- Active: 1979-present
- Branch: Russian NBC Protection Troops
- Part of: Central Military District
- Garrison/HQ: Shikhany, Saratov Oblast

= 1st Guards NBC Protection Brigade =

The 1st Guards Mobile NBC Protection Brigade is a military formation of the Russian Federation, part of the NBC Protection Troops. The unit is primarily tasked with CBRN defense but also offensive tasks related to flamethrowers as per Russian military doctrine, including the use of the TOS-1 rocket system (designated as a "heavy flamethrower" by Russia).
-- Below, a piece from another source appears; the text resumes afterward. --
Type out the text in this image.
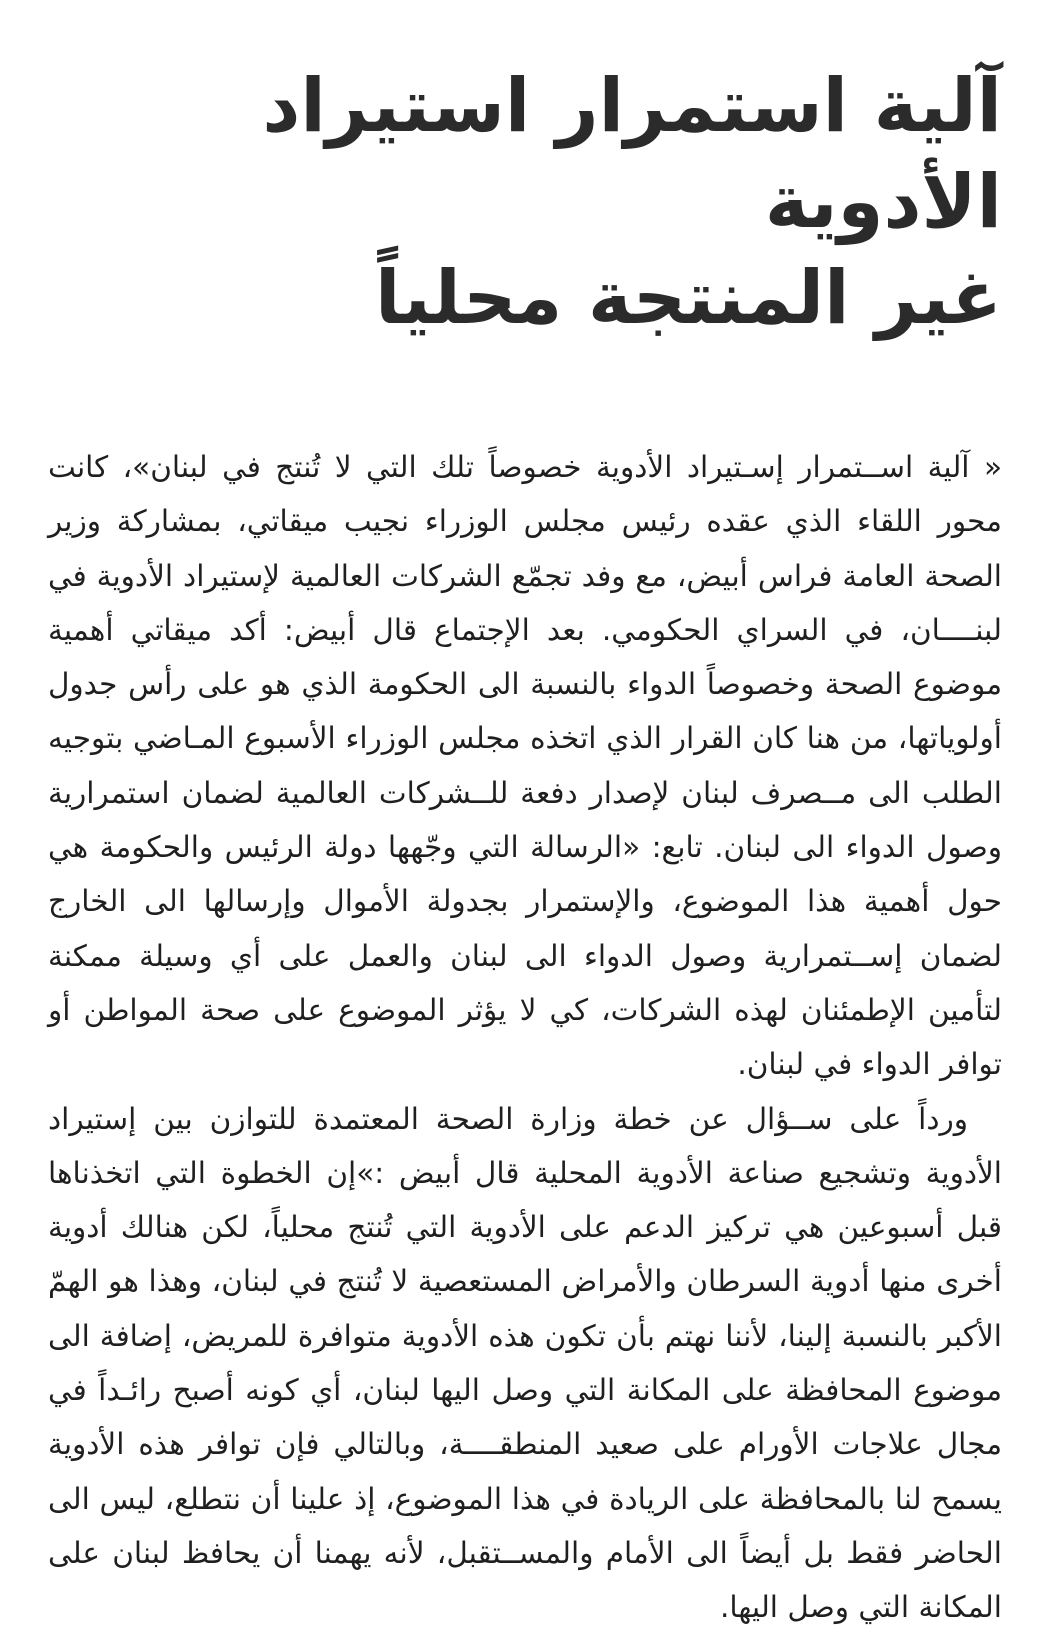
آلية استمرار استيراد الأدوية
غير المنتجة محلياً

« آلية اســتمرار إسـتيراد الأدوية خصوصاً تلك التي لا تُنتج في لبنان»، كانت محور اللقاء الذي عقده رئيس مجلس الوزراء نجيب ميقاتي، بمشاركة وزير الصحة العامة فراس أبيض، مع وفد تجمّع الشركات العالمية لإستيراد الأدوية في لبنــــان، في السراي الحكومي. بعد الإجتماع قال أبيض: أكد ميقاتي أهمية موضوع الصحة وخصوصاً الدواء بالنسبة الى الحكومة الذي هو على رأس جدول أولوياتها، من هنا كان القرار الذي اتخذه مجلس الوزراء الأسبوع المـاضي بتوجيه الطلب الى مــصرف لبنان لإصدار دفعة للــشركات العالمية لضمان استمرارية وصول الدواء الى لبنان. تابع: «الرسالة التي وجّهها دولة الرئيس والحكومة هي حول أهمية هذا الموضوع، والإستمرار بجدولة الأموال وإرسالها الى الخارج لضمان إســتمرارية وصول الدواء الى لبنان والعمل على أي وسيلة ممكنة لتأمين الإطمئنان لهذه الشركات، كي لا يؤثر الموضوع على صحة المواطن أو توافر الدواء في لبنان.

ورداً على ســؤال عن خطة وزارة الصحة المعتمدة للتوازن بين إستيراد الأدوية وتشجيع صناعة الأدوية المحلية قال أبيض :»إن الخطوة التي اتخذناها قبل أسبوعين هي تركيز الدعم على الأدوية التي تُنتج محلياً، لكن هنالك أدوية أخرى منها أدوية السرطان والأمراض المستعصية لا تُنتج في لبنان، وهذا هو الهمّ الأكبر بالنسبة إلينا، لأننا نهتم بأن تكون هذه الأدوية متوافرة للمريض، إضافة الى موضوع المحافظة على المكانة التي وصل اليها لبنان، أي كونه أصبح رائـداً في مجال علاجات الأورام على صعيد المنطقــــة، وبالتالي فإن توافر هذه الأدوية يسمح لنا بالمحافظة على الريادة في هذا الموضوع، إذ علينا أن نتطلع، ليس الى الحاضر فقط بل أيضاً الى الأمام والمســتقبل، لأنه يهمنا أن يحافظ لبنان على المكانة التي وصل اليها.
It is garrisoned in the Shikhany-2 facility in Shikhany, Saratov Oblast. The unit is subordinate to the Central Military District.

== History ==
The unit is the successor of the 122nd Mobile Detachment which was formed by the Soviet Union in 1979 and was heavily involved in the Chernobyl Disaster cleanup. In late 1986 the unit was reformed as the 3rd Mobile Disaster Management Regiment which in 1989 formed the basis of the 1st Mobile NBC Protection Brigade.

On January 25, 2024, the brigade was awarded the honorary title of "Guards" for mass heroism and bravery, fortitude and courage demonstrated by the brigade personnel in combat operations to defend the Fatherland and state interests in armed conflicts.